To colder climes and colder hearts unknown,
Which sought a being like herself to own

Her slumbering sympathies; and to impart

Feelings and thoughts that with her growth had grown;

A child of nature she, who knew not art:

Her dower, that wealth misprized-the world of woman's

heart!

XXX.

And there was one who wanted but the scope

To be a youthful hero; one who shared,
With the Italian's passion, the proud hope
To see his country what she was; prepared

With patriot energies her own to guard:

One who had staked all life, but to reveal

For one short hour the heights his valour dared:

Love taught her not her rapture to conceal,

That sense of waking bliss cold hearts would vainly feel.

XXXI.

Yet, were it weariness, or wish for change,

Or sigh for freedom, or that restlessness

Whose wayward impulses from love estrange,
He first the imperfect nature did confess;

Then came restraint which dared not truth confess :
Coldness when met, till, like a blight, remorse

Sate on the grave of buried happiness!

Ah! wherefore from its fount retrace the course

Of love that flowed so freshly from its morning source?

XXXII.

She sate on the sea-shore: it was a wild

And lowering day: the waves broke round her feet;

Their wild monotony her ear beguiled:

Until the bells that stole on her retreat

Came with a gladder sound her ear to greet;

Listlessly to the church she turned aside;

The crowd were thronged around the Altar-seat:

How is the eye of love its certain guide!

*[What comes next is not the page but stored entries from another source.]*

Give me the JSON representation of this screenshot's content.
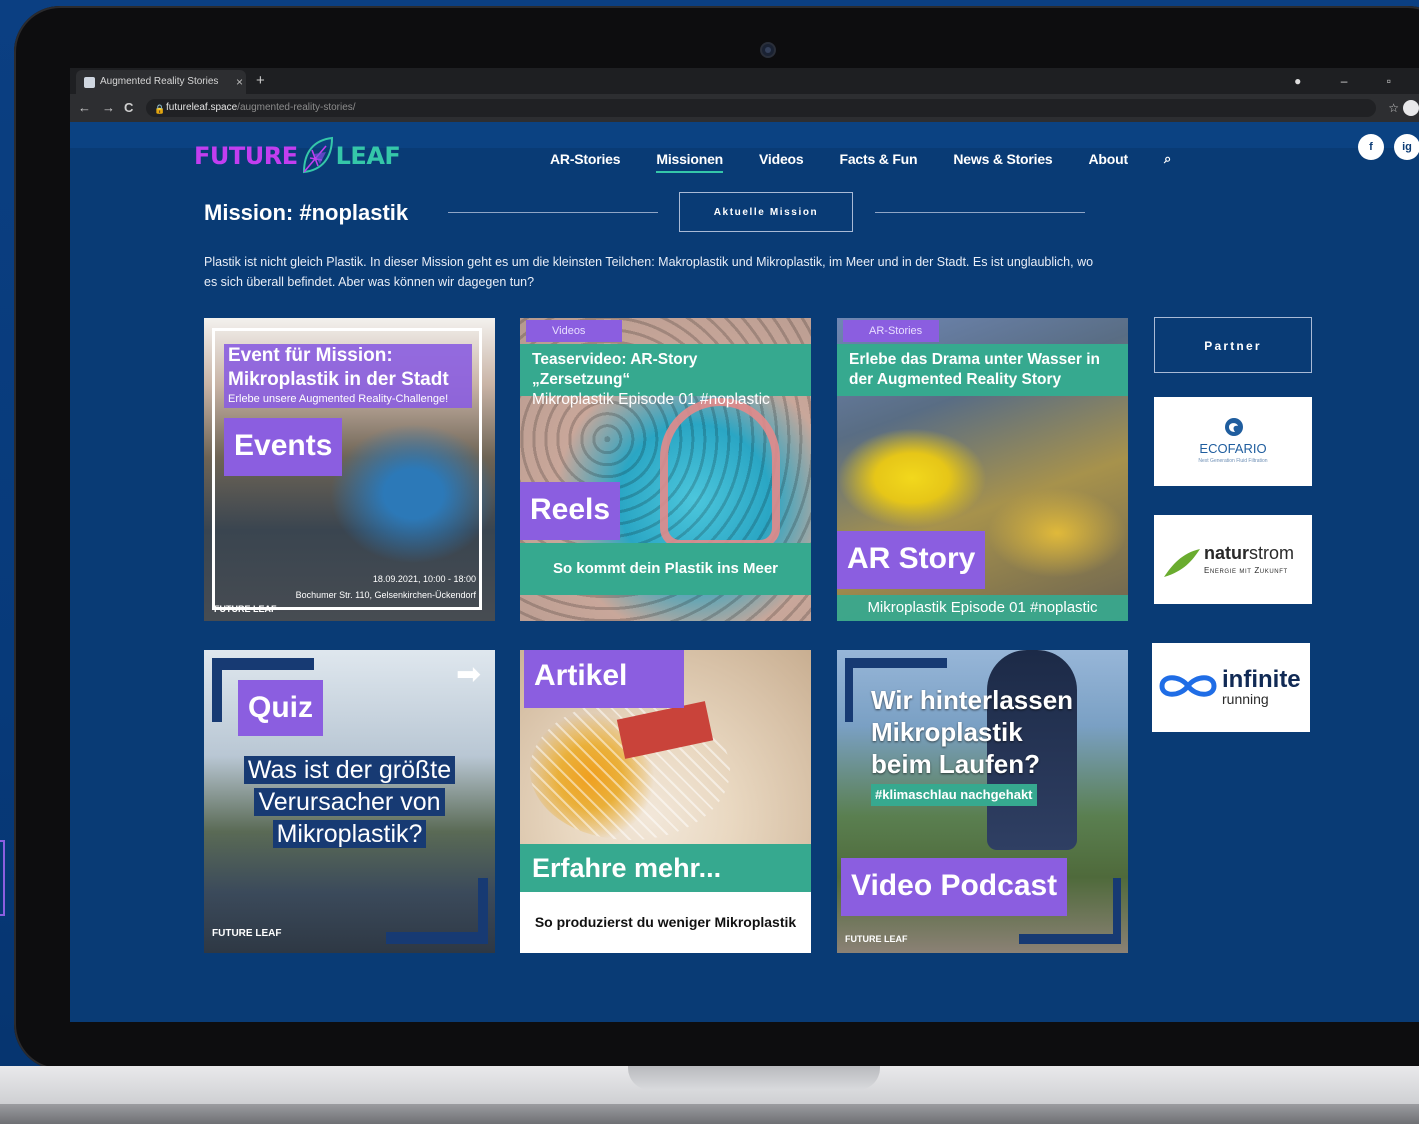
{
  "colors": {
    "site_bg": "#093b75",
    "accent_purple": "#8b5ee0",
    "accent_teal": "#36a98f"
  },
  "browser": {
    "tab_title": "Augmented Reality Stories",
    "tab_close": "×",
    "new_tab": "+",
    "url_host": "futureleaf.space",
    "url_path": "/augmented-reality-stories/",
    "back": "←",
    "forward": "→",
    "reload": "C",
    "star": "☆"
  },
  "site": {
    "logo": {
      "future": "FUTURE",
      "leaf": "LEAF"
    },
    "nav": [
      "AR-Stories",
      "Missionen",
      "Videos",
      "Facts & Fun",
      "News & Stories",
      "About"
    ],
    "social": [
      "f",
      "ig"
    ],
    "mission": {
      "title": "Mission: #noplastik",
      "button": "Aktuelle Mission",
      "intro": "Plastik ist nicht gleich Plastik. In dieser Mission geht es um die kleinsten Teilchen: Makroplastik und Mikroplastik, im Meer und in der Stadt. Es ist unglaublich, wo es sich überall befindet. Aber was können wir dagegen tun?"
    },
    "tiles": {
      "events": {
        "heading1": "Event für Mission:",
        "heading2": "Mikroplastik in der Stadt",
        "subline": "Erlebe unsere Augmented Reality-Challenge!",
        "label": "Events",
        "date": "18.09.2021, 10:00 - 18:00",
        "address": "Bochumer Str. 110, Gelsenkirchen-Ückendorf",
        "logo": "FUTURE LEAF"
      },
      "reels": {
        "tag": "Videos",
        "title": "Teaservideo: AR-Story „Zersetzung“",
        "subtitle": "Mikroplastik Episode 01 #noplastic",
        "label": "Reels",
        "cta": "So kommt dein Plastik ins Meer"
      },
      "ar": {
        "tag": "AR-Stories",
        "title1": "Erlebe das Drama unter Wasser in",
        "title2": "der Augmented Reality Story",
        "label": "AR Story",
        "footer": "Mikroplastik Episode 01 #noplastic"
      },
      "quiz": {
        "label": "Quiz",
        "q1": "Was ist der größte",
        "q2": "Verursacher von",
        "q3": "Mikroplastik?",
        "logo": "FUTURE LEAF"
      },
      "artikel": {
        "label": "Artikel",
        "cta": "Erfahre mehr...",
        "caption": "So produzierst du weniger Mikroplastik"
      },
      "video": {
        "l1": "Wir hinterlassen",
        "l2": "Mikroplastik",
        "l3": "beim Laufen?",
        "hashtag": "#klimaschlau nachgehakt",
        "label": "Video Podcast",
        "logo": "FUTURE LEAF"
      }
    },
    "partner": {
      "heading": "Partner",
      "ecofario": "ECOFARIO",
      "ecofario_sub": "Next Generation Fluid Filtration",
      "naturstrom_a": "natur",
      "naturstrom_b": "strom",
      "naturstrom_sub": "Energie mit Zukunft",
      "infinite": "infinite",
      "infinite_sub": "running"
    }
  }
}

She saw him kneeling there-and with another bride.

XXXIII.

A moment-darkness swam before her sight

'Twas but a moment: then was all too clear,
Illumined by the lightning-flashing light
Of the mind falling maddened from its sphere!
When future-present-past-at once appear:
And that last wild resolve-ere it give way-
Is ta'en-which ends its earthly trials here:
None marked her gesture as she knelt to pray :

Who heeds the grief-wrung brow when all around are

gay?

XXXIV.

But with the night she came not back to him
Her grey-haired sire, who feebly then went forth

To meet the wanderer: she, who to his dim
And aged eyes was all his joy on earth:

She, who threw round his solitary hearth

The light in which he lived: he found her not;

Then proved the peasants round their natural worth, The feeling which warms breasts the roughest

wrought;

The midnight passed away, but she was vainly sought.